Pour Altindere, ce voyage est le début de l’histoire de Faris plutôt que la fin. À New York, l’artiste explore la légende de l’astronaute, non pas en tant que voyageur de l’espace, mais en tant que réfugié.

Sur un ton pince-sans-rire, l’artiste organise une enquête scientifique autour de l’idée que les réfugiés syriens peuvent aller sur Mars et commencer une civilisation là-haut, comme ils l’ont fait sur Terre il y a bien longtemps. En contraste avec les images de réfugiés syriens tristes et épuisés diffusés dans les médias, Altindere dresse le portrait de réfugiés syriens présentés comme les sauveurs de l’humanité.

L’artiste nourrit son projet d’entretiens avec des employés de la NASA, un avocat spécialiste de l’aéronautique et un architecte turc, qui imaginent collectivement les détails de l’installation d’une colonie de réfugiés sur Mars.

« Nous les Syriens, sommes les fils de la civilisation, les fils de l’Histoire, » songe Faris dans la vidéo. « Nous avons construit la civilisation humaine il y a 10 000 ans. Nous avons donné à l’humanité ses premiers alphabets, ses premiers systèmes agricoles, ses premières techniques minières… Nous allons reconstruire la Syrie et nous pouvons même reconstruire toutes les planètes du système solaire. »

Les Syriens ont été les premiers à raffiner du fer sur Terre, déclare Faris, donc une nouvelle vague de réfugiés syriens pourrait en faire de même sur Mars. « Il est prouvé scientifiquement que Mars est très riche en fer. Nous irons sur Mars avec eux, où nous serons en sécurité et libres. »

Apparemment, Mars est la meilleure candidate pour l’accueil d’une colonie syrienne — la température n’est pas extrêmement chaude et il y a beaucoup de terrain disponible. Le seul problème de ce projet est qu’il faut compter un an pour s’y rendre et qu’y importer du matériel est très coûteux. La solution, selon les entretiens menés par Altindere, est d’amener des imprimantes 3D sur la planète inhabitée pour tout construire sur place.

Altindere offre une vision en 3D de ce nouveau monde grâce à une vidéo à 360 degrés intitulée « Voyage sur Mars ». La colonie fictionnelle ressemble aux grottes de Cappadoce en Turquie.

« Je voulais que les visiteurs expriment de l’empathie avec les réfugiés de l’espace, » m’a dit Altindere. La plupart des gens pensaient que l’histoire de Faris était une fiction. Grâce aux lunettes, l’audience est directement confronté avec la réalité : marcher derrière Faris et trois jeunes Syriens qu’ils cherchent leur nouvelle et lointaine maison.
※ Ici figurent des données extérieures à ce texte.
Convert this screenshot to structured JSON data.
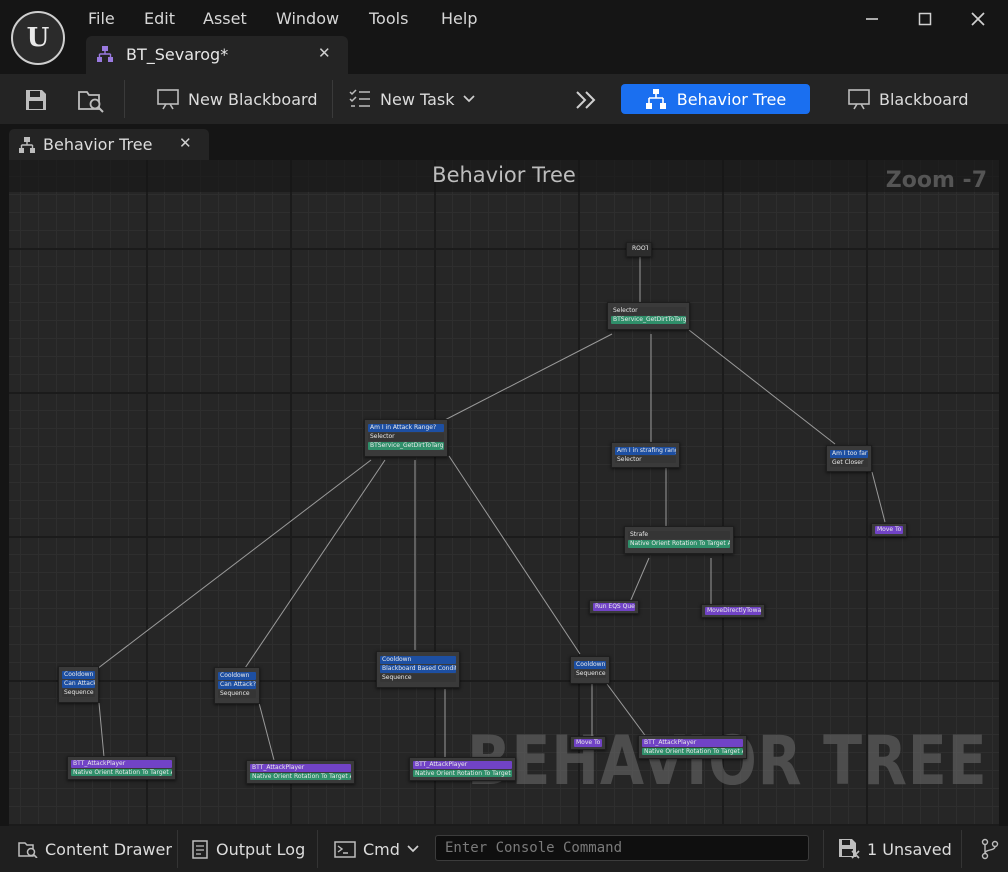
{
  "menu": {
    "file": "File",
    "edit": "Edit",
    "asset": "Asset",
    "window": "Window",
    "tools": "Tools",
    "help": "Help"
  },
  "document_tab": {
    "label": "BT_Sevarog*"
  },
  "toolbar": {
    "new_blackboard": "New Blackboard",
    "new_task": "New Task",
    "behavior_tree": "Behavior Tree",
    "blackboard": "Blackboard"
  },
  "panel_tab": {
    "label": "Behavior Tree"
  },
  "graph": {
    "title": "Behavior Tree",
    "zoom": "Zoom -7",
    "watermark": "BEHAVIOR TREE",
    "nodes": {
      "root": {
        "label": "ROOT"
      },
      "main_selector": {
        "composite": "Selector",
        "service": "BTService_GetDirtToTarget"
      },
      "attack_selector": {
        "decorator": "Am I in Attack Range?",
        "composite": "Selector",
        "service": "BTService_GetDirtToTarget"
      },
      "strafe_selector": {
        "decorator": "Am I in strafing range?",
        "composite": "Selector"
      },
      "far_node": {
        "decorator": "Am I too far?",
        "composite": "Get Closer"
      },
      "move_to_far": {
        "task": "Move To"
      },
      "strafe": {
        "composite": "Strafe",
        "service": "Native Orient Rotation To Target Actor"
      },
      "run_eqs": {
        "task": "Run EQS Query"
      },
      "move_directly": {
        "task": "MoveDirectlyToward"
      },
      "seq1": {
        "dec1": "Cooldown",
        "dec2": "Can Attack",
        "composite": "Sequence"
      },
      "seq2": {
        "dec1": "Cooldown",
        "dec2": "Can Attack?",
        "composite": "Sequence"
      },
      "seq3": {
        "dec1": "Cooldown",
        "dec2": "Blackboard Based Condition",
        "composite": "Sequence"
      },
      "seq4": {
        "dec1": "Cooldown",
        "composite": "Sequence"
      },
      "attack1": {
        "task": "BTT_AttackPlayer",
        "service": "Native Orient Rotation To Target Actor"
      },
      "attack2": {
        "task": "BTT_AttackPlayer",
        "service": "Native Orient Rotation To Target Actor"
      },
      "attack3": {
        "task": "BTT_AttackPlayer",
        "service": "Native Orient Rotation To Target Actor"
      },
      "move_to_seq4": {
        "task": "Move To"
      },
      "attack4": {
        "task": "BTT_AttackPlayer",
        "service": "Native Orient Rotation To Target Actor"
      }
    }
  },
  "statusbar": {
    "content_drawer": "Content Drawer",
    "output_log": "Output Log",
    "cmd": "Cmd",
    "console_placeholder": "Enter Console Command",
    "unsaved": "1 Unsaved"
  },
  "colors": {
    "accent": "#1a6ff0",
    "decorator": "#1d4fa2",
    "service": "#2f8f6a",
    "task": "#7143c6"
  }
}
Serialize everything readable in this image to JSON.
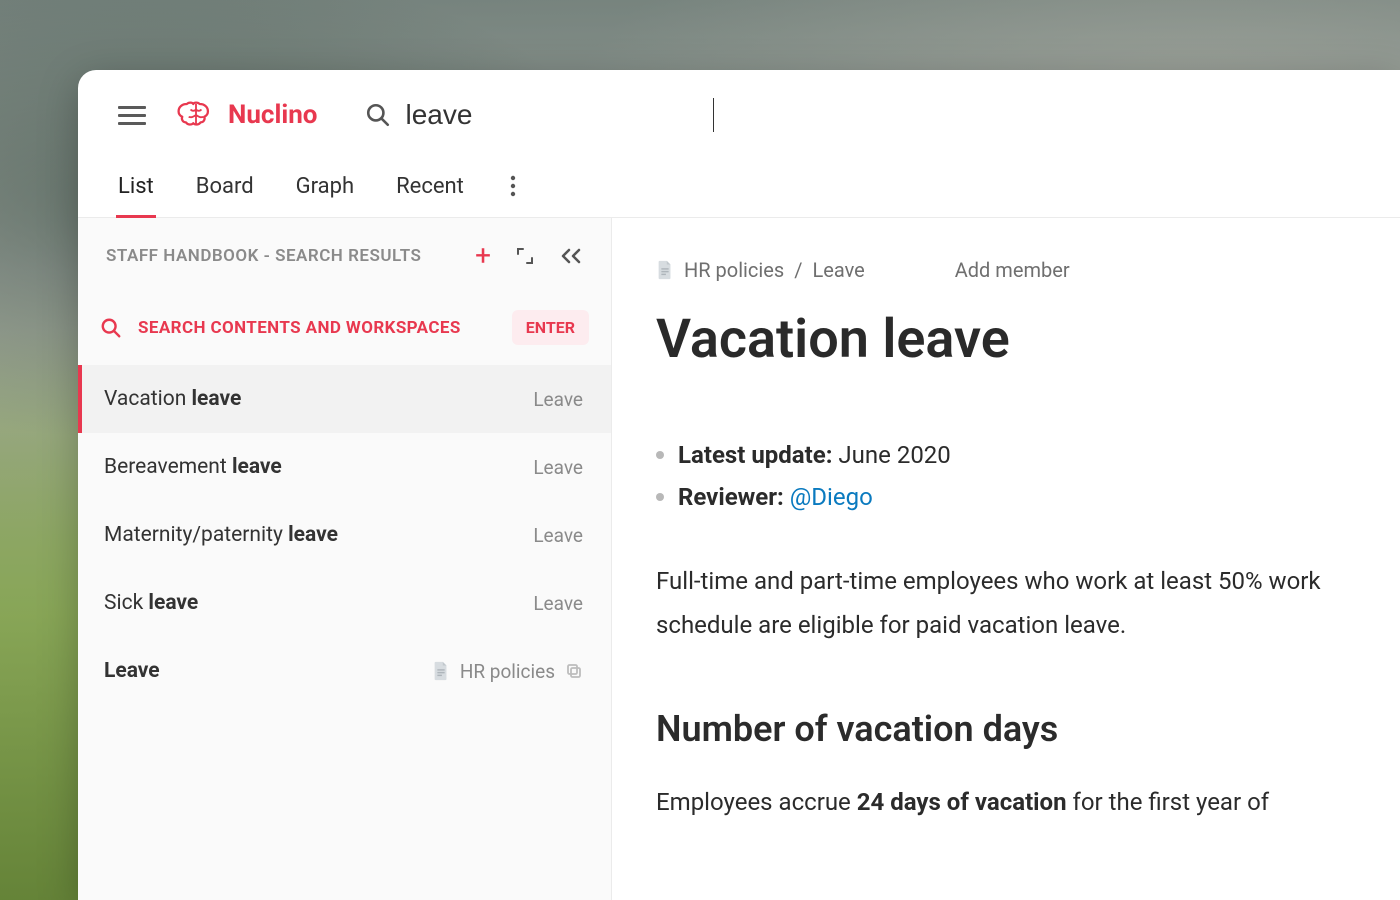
{
  "brand": {
    "name": "Nuclino"
  },
  "search": {
    "query": "leave"
  },
  "tabs": [
    "List",
    "Board",
    "Graph",
    "Recent"
  ],
  "active_tab_index": 0,
  "sidebar": {
    "header": "STAFF HANDBOOK - SEARCH RESULTS",
    "search_all_label": "SEARCH CONTENTS AND WORKSPACES",
    "enter_label": "ENTER",
    "results": [
      {
        "title_pre": "Vacation ",
        "title_bold": "leave",
        "crumb": "Leave",
        "active": true
      },
      {
        "title_pre": "Bereavement ",
        "title_bold": "leave",
        "crumb": "Leave",
        "active": false
      },
      {
        "title_pre": "Maternity/paternity ",
        "title_bold": "leave",
        "crumb": "Leave",
        "active": false
      },
      {
        "title_pre": "Sick ",
        "title_bold": "leave",
        "crumb": "Leave",
        "active": false
      },
      {
        "title_pre": "Leave",
        "title_bold": "",
        "crumb": "HR policies",
        "has_doc_icon": true,
        "has_copy_icon": true,
        "title_is_bold": true
      }
    ]
  },
  "document": {
    "breadcrumb": [
      "HR policies",
      "Leave"
    ],
    "add_member_label": "Add member",
    "title": "Vacation leave",
    "meta": {
      "latest_update_label": "Latest update:",
      "latest_update_value": "June 2020",
      "reviewer_label": "Reviewer:",
      "reviewer_mention": "@Diego"
    },
    "intro": "Full-time and part-time employees who work at least 50% work schedule are eligible for paid vacation leave.",
    "section_heading": "Number of vacation days",
    "section_body_pre": "Employees accrue ",
    "section_body_bold": "24 days of vacation",
    "section_body_post": " for the first year of"
  }
}
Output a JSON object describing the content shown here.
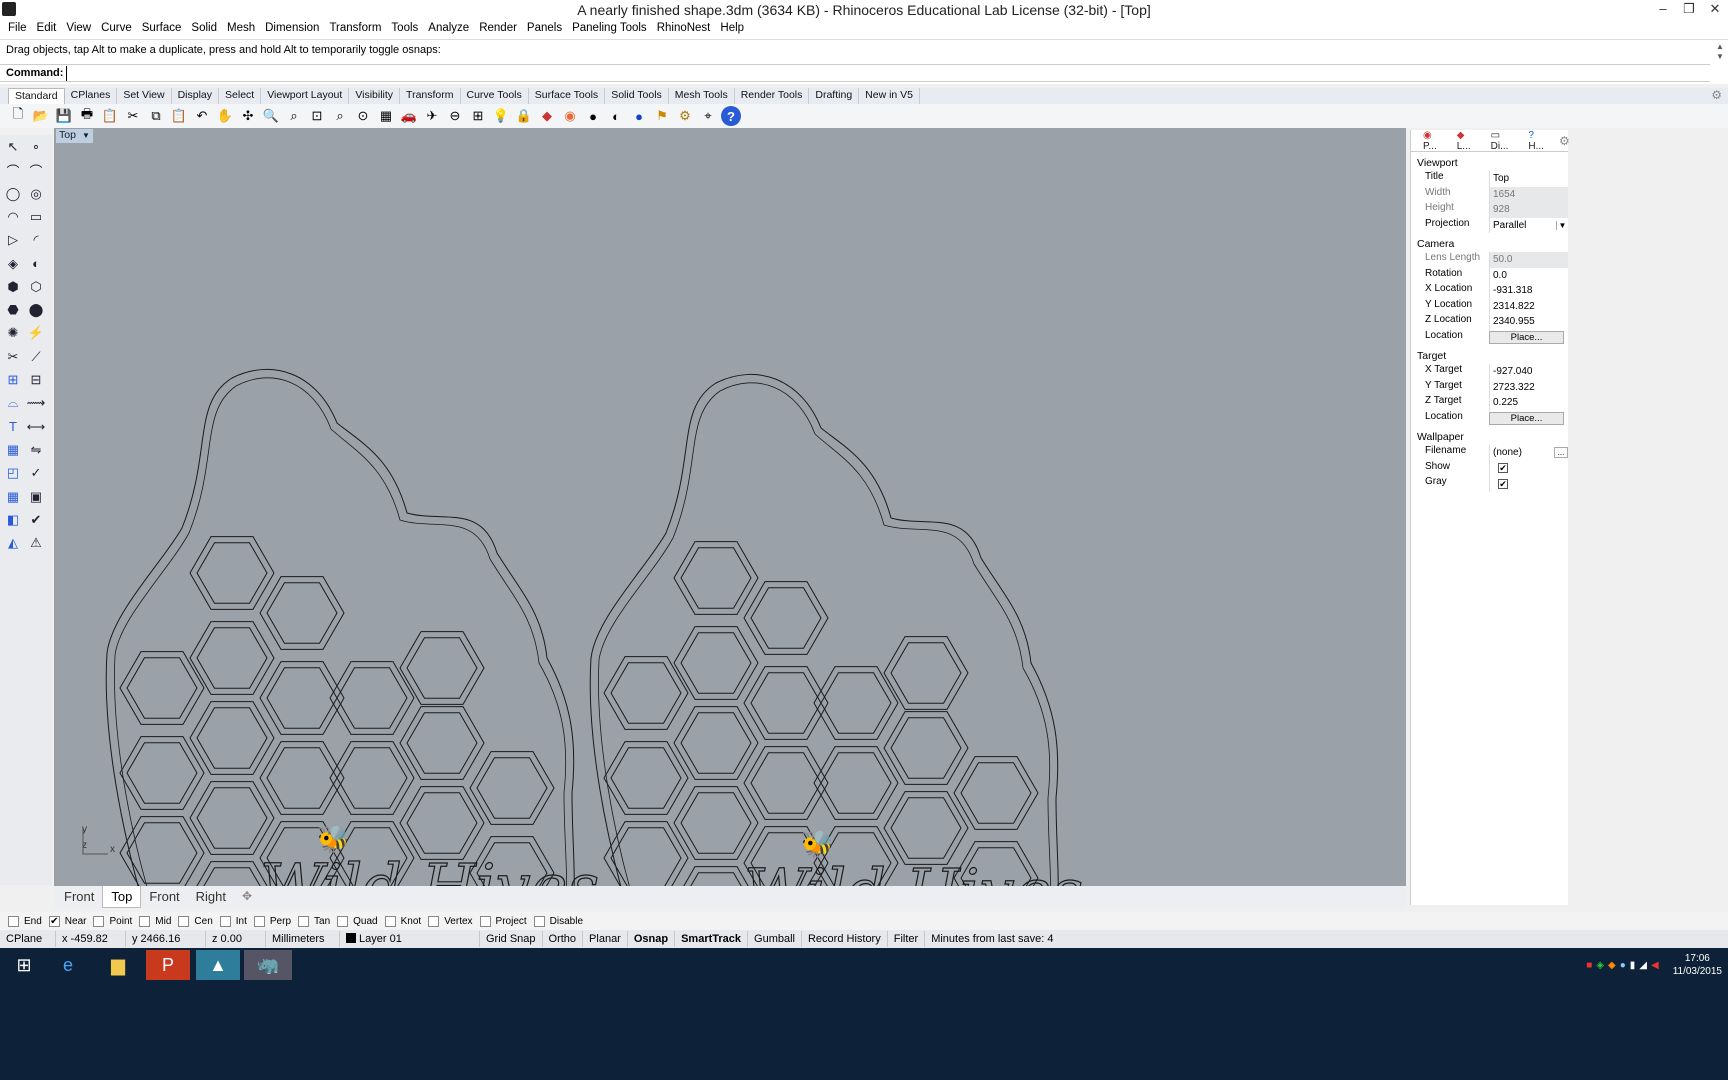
{
  "window": {
    "title": "A nearly finished shape.3dm (3634 KB) - Rhinoceros Educational Lab License (32-bit) - [Top]",
    "minimize": "–",
    "restore": "❐",
    "close": "✕"
  },
  "menu": [
    "File",
    "Edit",
    "View",
    "Curve",
    "Surface",
    "Solid",
    "Mesh",
    "Dimension",
    "Transform",
    "Tools",
    "Analyze",
    "Render",
    "Panels",
    "Paneling Tools",
    "RhinoNest",
    "Help"
  ],
  "command": {
    "prompt": "Drag objects, tap Alt to make a duplicate, press and hold Alt to temporarily toggle osnaps:",
    "label": "Command:",
    "value": ""
  },
  "toolbar_tabs": [
    "Standard",
    "CPlanes",
    "Set View",
    "Display",
    "Select",
    "Viewport Layout",
    "Visibility",
    "Transform",
    "Curve Tools",
    "Surface Tools",
    "Solid Tools",
    "Mesh Tools",
    "Render Tools",
    "Drafting",
    "New in V5"
  ],
  "toolbar_icons": [
    "new-file-icon",
    "open-folder-icon",
    "save-icon",
    "print-icon",
    "import-icon",
    "cut-icon",
    "copy-icon",
    "paste-icon",
    "undo-icon",
    "pan-hand-icon",
    "rotate-view-icon",
    "zoom-icon",
    "zoom-window-icon",
    "zoom-extents-icon",
    "zoom-selected-icon",
    "zoom-all-icon",
    "viewport-grid-icon",
    "car-icon",
    "helicopter-icon",
    "circle-icon",
    "cplane-icon",
    "light-bulb-icon",
    "lock-icon",
    "layer-icon",
    "color-wheel-icon",
    "sphere-icon",
    "render-preview-icon",
    "render-icon",
    "flag-icon",
    "settings-icon",
    "osnap-icon",
    "help-icon"
  ],
  "viewport": {
    "title": "Top",
    "text_left": "Wild Hives",
    "text_right": "Wild Hives",
    "axis_y": "y",
    "axis_z": "z",
    "axis_x": "x"
  },
  "viewport_tabs": [
    "Front",
    "Top",
    "Front",
    "Right"
  ],
  "properties": {
    "tabs": [
      "P...",
      "L...",
      "Di...",
      "H..."
    ],
    "viewport_section": "Viewport",
    "title_label": "Title",
    "title_value": "Top",
    "width_label": "Width",
    "width_value": "1654",
    "height_label": "Height",
    "height_value": "928",
    "projection_label": "Projection",
    "projection_value": "Parallel",
    "camera_section": "Camera",
    "lens_label": "Lens Length",
    "lens_value": "50.0",
    "rotation_label": "Rotation",
    "rotation_value": "0.0",
    "cam_x_label": "X Location",
    "cam_x_value": "-931.318",
    "cam_y_label": "Y Location",
    "cam_y_value": "2314.822",
    "cam_z_label": "Z Location",
    "cam_z_value": "2340.955",
    "cam_loc_label": "Location",
    "place_label": "Place...",
    "target_section": "Target",
    "tgt_x_label": "X Target",
    "tgt_x_value": "-927.040",
    "tgt_y_label": "Y Target",
    "tgt_y_value": "2723.322",
    "tgt_z_label": "Z Target",
    "tgt_z_value": "0.225",
    "tgt_loc_label": "Location",
    "wallpaper_section": "Wallpaper",
    "filename_label": "Filename",
    "filename_value": "(none)",
    "browse": "...",
    "show_label": "Show",
    "show_checked": true,
    "gray_label": "Gray",
    "gray_checked": true
  },
  "osnaps": [
    {
      "label": "End",
      "checked": false
    },
    {
      "label": "Near",
      "checked": true
    },
    {
      "label": "Point",
      "checked": false
    },
    {
      "label": "Mid",
      "checked": false
    },
    {
      "label": "Cen",
      "checked": false
    },
    {
      "label": "Int",
      "checked": false
    },
    {
      "label": "Perp",
      "checked": false
    },
    {
      "label": "Tan",
      "checked": false
    },
    {
      "label": "Quad",
      "checked": false
    },
    {
      "label": "Knot",
      "checked": false
    },
    {
      "label": "Vertex",
      "checked": false
    },
    {
      "label": "Project",
      "checked": false
    },
    {
      "label": "Disable",
      "checked": false
    }
  ],
  "status": {
    "cplane": "CPlane",
    "x": "x -459.82",
    "y": "y 2466.16",
    "z": "z 0.00",
    "units": "Millimeters",
    "layer": "Layer 01",
    "grid_snap": "Grid Snap",
    "ortho": "Ortho",
    "planar": "Planar",
    "osnap": "Osnap",
    "smarttrack": "SmartTrack",
    "gumball": "Gumball",
    "record_history": "Record History",
    "filter": "Filter",
    "last_save": "Minutes from last save: 4"
  },
  "taskbar": {
    "time": "17:06",
    "date": "11/03/2015"
  },
  "colors": {
    "viewport_bg": "#9aa1a9",
    "taskbar_bg": "#0d2238",
    "curve": "#1a1a1a"
  }
}
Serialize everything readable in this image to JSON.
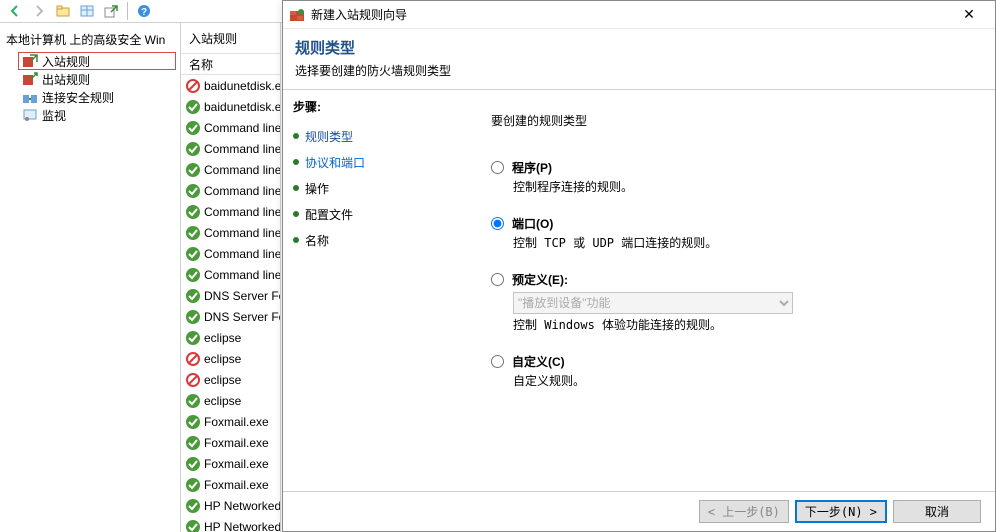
{
  "toolbar": {
    "icons": [
      "back",
      "forward",
      "folder",
      "grid",
      "export",
      "help",
      "spacer"
    ]
  },
  "tree": {
    "title": "本地计算机 上的高级安全 Win",
    "items": [
      {
        "label": "入站规则",
        "icon": "inbound",
        "selected": true
      },
      {
        "label": "出站规则",
        "icon": "outbound"
      },
      {
        "label": "连接安全规则",
        "icon": "connsec"
      },
      {
        "label": "监视",
        "icon": "monitor"
      }
    ]
  },
  "list": {
    "panel_title": "入站规则",
    "column_header": "名称",
    "rows": [
      {
        "name": "baidunetdisk.e",
        "status": "block"
      },
      {
        "name": "baidunetdisk.e",
        "status": "allow"
      },
      {
        "name": "Command line",
        "status": "allow"
      },
      {
        "name": "Command line",
        "status": "allow"
      },
      {
        "name": "Command line",
        "status": "allow"
      },
      {
        "name": "Command line",
        "status": "allow"
      },
      {
        "name": "Command line",
        "status": "allow"
      },
      {
        "name": "Command line",
        "status": "allow"
      },
      {
        "name": "Command line",
        "status": "allow"
      },
      {
        "name": "Command line",
        "status": "allow"
      },
      {
        "name": "DNS Server Fo",
        "status": "allow"
      },
      {
        "name": "DNS Server Fo",
        "status": "allow"
      },
      {
        "name": "eclipse",
        "status": "allow"
      },
      {
        "name": "eclipse",
        "status": "block"
      },
      {
        "name": "eclipse",
        "status": "block"
      },
      {
        "name": "eclipse",
        "status": "allow"
      },
      {
        "name": "Foxmail.exe",
        "status": "allow"
      },
      {
        "name": "Foxmail.exe",
        "status": "allow"
      },
      {
        "name": "Foxmail.exe",
        "status": "allow"
      },
      {
        "name": "Foxmail.exe",
        "status": "allow"
      },
      {
        "name": "HP Networked",
        "status": "allow"
      },
      {
        "name": "HP Networked",
        "status": "allow"
      }
    ]
  },
  "wizard": {
    "title": "新建入站规则向导",
    "header_title": "规则类型",
    "header_sub": "选择要创建的防火墙规则类型",
    "steps_title": "步骤:",
    "steps": [
      {
        "label": "规则类型",
        "state": "current"
      },
      {
        "label": "协议和端口",
        "state": "link"
      },
      {
        "label": "操作",
        "state": ""
      },
      {
        "label": "配置文件",
        "state": ""
      },
      {
        "label": "名称",
        "state": ""
      }
    ],
    "content_title": "要创建的规则类型",
    "options": [
      {
        "key": "program",
        "label": "程序(P)",
        "desc": "控制程序连接的规则。",
        "selected": false
      },
      {
        "key": "port",
        "label": "端口(O)",
        "desc": "控制 TCP 或 UDP 端口连接的规则。",
        "selected": true
      },
      {
        "key": "predefined",
        "label": "预定义(E):",
        "desc": "控制 Windows 体验功能连接的规则。",
        "selected": false,
        "dropdown": "\"播放到设备\"功能"
      },
      {
        "key": "custom",
        "label": "自定义(C)",
        "desc": "自定义规则。",
        "selected": false
      }
    ],
    "buttons": {
      "back": "< 上一步(B)",
      "next": "下一步(N) >",
      "cancel": "取消"
    }
  }
}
« Les pays civilisés échappent à la confrontation avec la réalité. Avec de processus, nous sommes obligés de nous y confronter, » m’a expliqué Altindere. « Si aucun pays ne veut d’eux, pourquoi on n’installerait pas les réfugiés du monde entier sur Mars ? Voilà la réalité à laquelle font face ces gens. »

Le projet d’Altindere flirte avec l’humour, mais il se fonde sur un état de fait terriblement sérieux. L’exode imaginaire des réfugiés sur Mars serait sans doute bien reçu par plusieurs leaders Européens qui veulent se débarrasser des réfugiés installés dans leurs pays.

À un moment du film, Faris demande à ses concitoyens d’être patients avant d’énumérer les nombreuses injustices qui règnent sur Terre : « Il n’y a pas de liberté sur Terre, il n’y a pas de dignité pour les humains sur Terre… Un homme veut toujours retourner chez lui. Et nous retournerons chez nous si Dieu le veut. »


Kaya Genc est un essayiste d’Istanbul. Il est l’auteur d’Under the Shadow: Rage and Revolution in Modern Turkey (I.B. Tauris).